To serve you better, visit here.
Help Protect Our Courageous Caregivers
Make and donate homemade cloth masks
Agnesian HealthCare has been overwhelmed by acts of support for our caregivers from the communities we serve during this unprecedented time. We are now asking our communities to make and donate cloth face masks that will be used as additional protection for our caregivers and patients.
The CDC says the use of simple cloth face masks can slow the spread of COVID-19 and prevent people who may have the virus and do not know it from transmitting it to others.
More information about how to make cloth face masks can be found on the CDC web site.
Homemade Cloth Face Masks Should
- fit snugly but comfortably against the side of the face
- be secured with ties or ear loops
- include multiple layers of fabric
- allow for breathing without restriction
- be able to be laundered and machine dried without damage or change to shape
With the help of our foundations, Agnesian HealthCare is accepting and making sure cloth face masks are getting where they are needed most in the communities we serve. For more information, call Jennifer Stephens at (920) 924-4662 or Jennifer.Stephens1@ssmhealth.com.
Is coronavirus brand new?
The answer is both yes and no. Actually, coronavirus is a type of virus that was first identified nearly 50 years ago. There are many types of viruses, but recently the virus associated with China is of concern because of the increase in numbers and associated deaths, initially within China. This virus is called the 2019 Novel Coronavirus or COVID 19 - novel meaning new.
What are the symptoms of coronavirus?
Symptoms for the coronavirus mimic those of other respiratory illnesses - mainly fever, cough, and/or shortness of breath.

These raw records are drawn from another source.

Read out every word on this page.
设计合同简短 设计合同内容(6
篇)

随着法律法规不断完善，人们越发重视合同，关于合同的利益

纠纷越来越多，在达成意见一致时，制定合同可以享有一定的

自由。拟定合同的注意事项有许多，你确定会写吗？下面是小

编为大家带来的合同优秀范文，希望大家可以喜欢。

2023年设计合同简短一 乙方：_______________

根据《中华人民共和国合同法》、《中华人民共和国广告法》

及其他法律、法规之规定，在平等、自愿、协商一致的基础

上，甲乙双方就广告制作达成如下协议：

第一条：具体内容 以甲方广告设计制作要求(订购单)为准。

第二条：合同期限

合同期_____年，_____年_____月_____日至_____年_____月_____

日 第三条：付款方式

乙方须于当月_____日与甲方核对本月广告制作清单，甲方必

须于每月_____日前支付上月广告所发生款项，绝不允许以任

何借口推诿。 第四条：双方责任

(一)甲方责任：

How does coronavirus spread?
Viruses typically spread by respiratory droplets. This can occur by coughing or sneezing. The spread or transmission can occur within six feet of an infected person. While this applies to the common cold or influenza, the same principle applies to the COVID-19.
Who's at risk?
There is still a lot we don’t know about COVID-19. Many people experience mild illness from the virus, but it can be more severe for others, even resulting in death. Most of the severe cases involve older persons and those with underlying conditions such as diabetes or high blood pressure. The general American public is still considered to be at low risk.
What are the best ways to protect myself from this or any other respiratory virus?

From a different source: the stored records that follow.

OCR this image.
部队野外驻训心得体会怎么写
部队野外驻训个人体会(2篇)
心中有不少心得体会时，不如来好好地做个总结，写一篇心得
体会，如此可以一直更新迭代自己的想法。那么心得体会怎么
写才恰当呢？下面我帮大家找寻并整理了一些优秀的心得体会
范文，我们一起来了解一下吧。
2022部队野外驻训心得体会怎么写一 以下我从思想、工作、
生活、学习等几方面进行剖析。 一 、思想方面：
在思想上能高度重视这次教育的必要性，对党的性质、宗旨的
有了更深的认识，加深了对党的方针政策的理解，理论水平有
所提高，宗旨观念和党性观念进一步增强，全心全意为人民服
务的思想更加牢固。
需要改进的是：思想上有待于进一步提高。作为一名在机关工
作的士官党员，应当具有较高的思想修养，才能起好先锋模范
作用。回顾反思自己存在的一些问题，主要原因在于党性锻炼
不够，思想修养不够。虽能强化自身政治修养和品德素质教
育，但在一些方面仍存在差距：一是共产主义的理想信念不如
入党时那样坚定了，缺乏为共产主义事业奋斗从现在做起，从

- Wash hands frequently with soap and water. Use an alcohol-based hand cleaner if soap and water are not available.
- Cover your nose and mouth with a sleeve or a tissue when coughing or sneezing.

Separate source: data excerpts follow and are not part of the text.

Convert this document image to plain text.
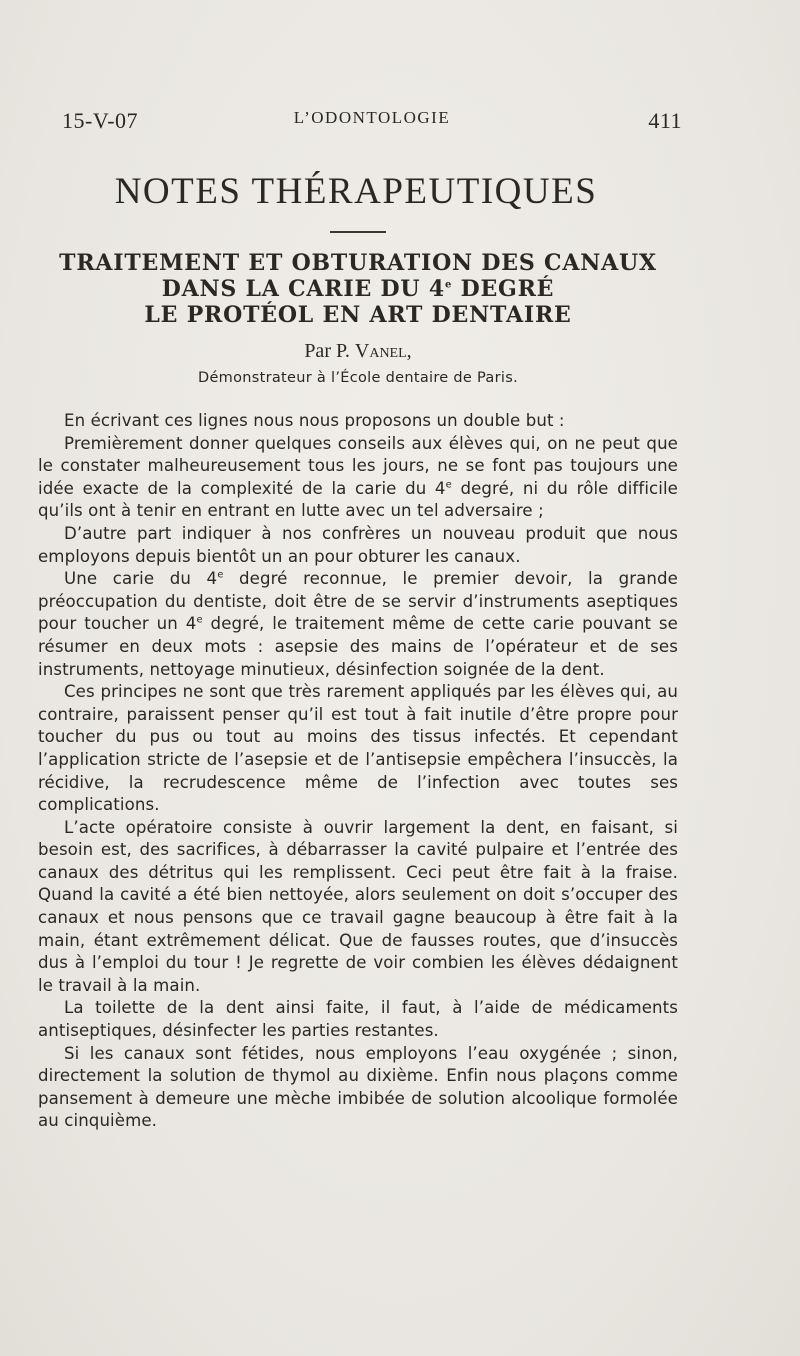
15-V-07	L’ODONTOLOGIE	411
NOTES THÉRAPEUTIQUES
TRAITEMENT ET OBTURATION DES CANAUX
DANS LA CARIE DU 4e DEGRÉ
LE PROTÉOL EN ART DENTAIRE
Par P. Vanel,
Démonstrateur à l’École dentaire de Paris.

En écrivant ces lignes nous nous proposons un double but :

Premièrement donner quelques conseils aux élèves qui, on ne peut que le constater malheureusement tous les jours, ne se font pas toujours une idée exacte de la complexité de la carie du 4e degré, ni du rôle difficile qu’ils ont à tenir en entrant en lutte avec un tel adversaire ;

D’autre part indiquer à nos confrères un nouveau produit que nous employons depuis bientôt un an pour obturer les canaux.

Une carie du 4e degré reconnue, le premier devoir, la grande préoccupation du dentiste, doit être de se servir d’instruments aseptiques pour toucher un 4e degré, le traitement même de cette carie pouvant se résumer en deux mots : asepsie des mains de l’opérateur et de ses instruments, nettoyage minutieux, désinfection soignée de la dent.

Ces principes ne sont que très rarement appliqués par les élèves qui, au contraire, paraissent penser qu’il est tout à fait inutile d’être propre pour toucher du pus ou tout au moins des tissus infectés. Et cependant l’application stricte de l’asepsie et de l’antisepsie empêchera l’insuccès, la récidive, la recrudescence même de l’infection avec toutes ses complications.

L’acte opératoire consiste à ouvrir largement la dent, en faisant, si besoin est, des sacrifices, à débarrasser la cavité pulpaire et l’entrée des canaux des détritus qui les remplissent. Ceci peut être fait à la fraise. Quand la cavité a été bien nettoyée, alors seulement on doit s’occuper des canaux et nous pensons que ce travail gagne beaucoup à être fait à la main, étant extrêmement délicat. Que de fausses routes, que d’insuccès dus à l’emploi du tour ! Je regrette de voir combien les élèves dédaignent le travail à la main.

La toilette de la dent ainsi faite, il faut, à l’aide de médicaments antiseptiques, désinfecter les parties restantes.

Si les canaux sont fétides, nous employons l’eau oxygénée ; sinon, directement la solution de thymol au dixième. Enfin nous plaçons comme pansement à demeure une mèche imbibée de solution alcoolique formolée au cinquième.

- Avoid touching your eyes, nose, and mouth to prevent the spread of germs.
- Clean and disinfect frequently touched surfaces and objects, especially if someone is sick.
- Stay home if you are sick.
What should I do if I think I have symptoms of COVID-19?
Call your doctor: If you think you have been exposed to COVID-19 and develop a fever and symptoms, such as cough or difficulty breathing, call your health care provider for medical advice. Calling ahead allows the health care provider’s office to take steps to keep other people from getting infected or exposed. For more information on how to prevent the spread of COVID-19 if you are sick, visit the CDC web site for recommendations.
How do clinicians protect themselves?
Because this virus is new, health care workers are asked to protect themselves by wearing a mask when in contact with a patient suspected of having this type of virus. The patient is also placed in a negative pressure room (if available) or contained in a private room and must wear an isolation mask. These precautions are recommended by the Centers for Disease Control and Prevention (CDC) because this is a new virus and how the respiratory droplets spread is still being studied.
Could all of this information change next week or next month?
Yes. The information regarding the spread of the illness and how people get sick is constantly being updated because this is a new virus. The CDC is the best source of current information on coronavirus.
What should I know if I plan to travel overseas?
If you are traveling abroad, check the CDC web site often and be aware of travel restrictions.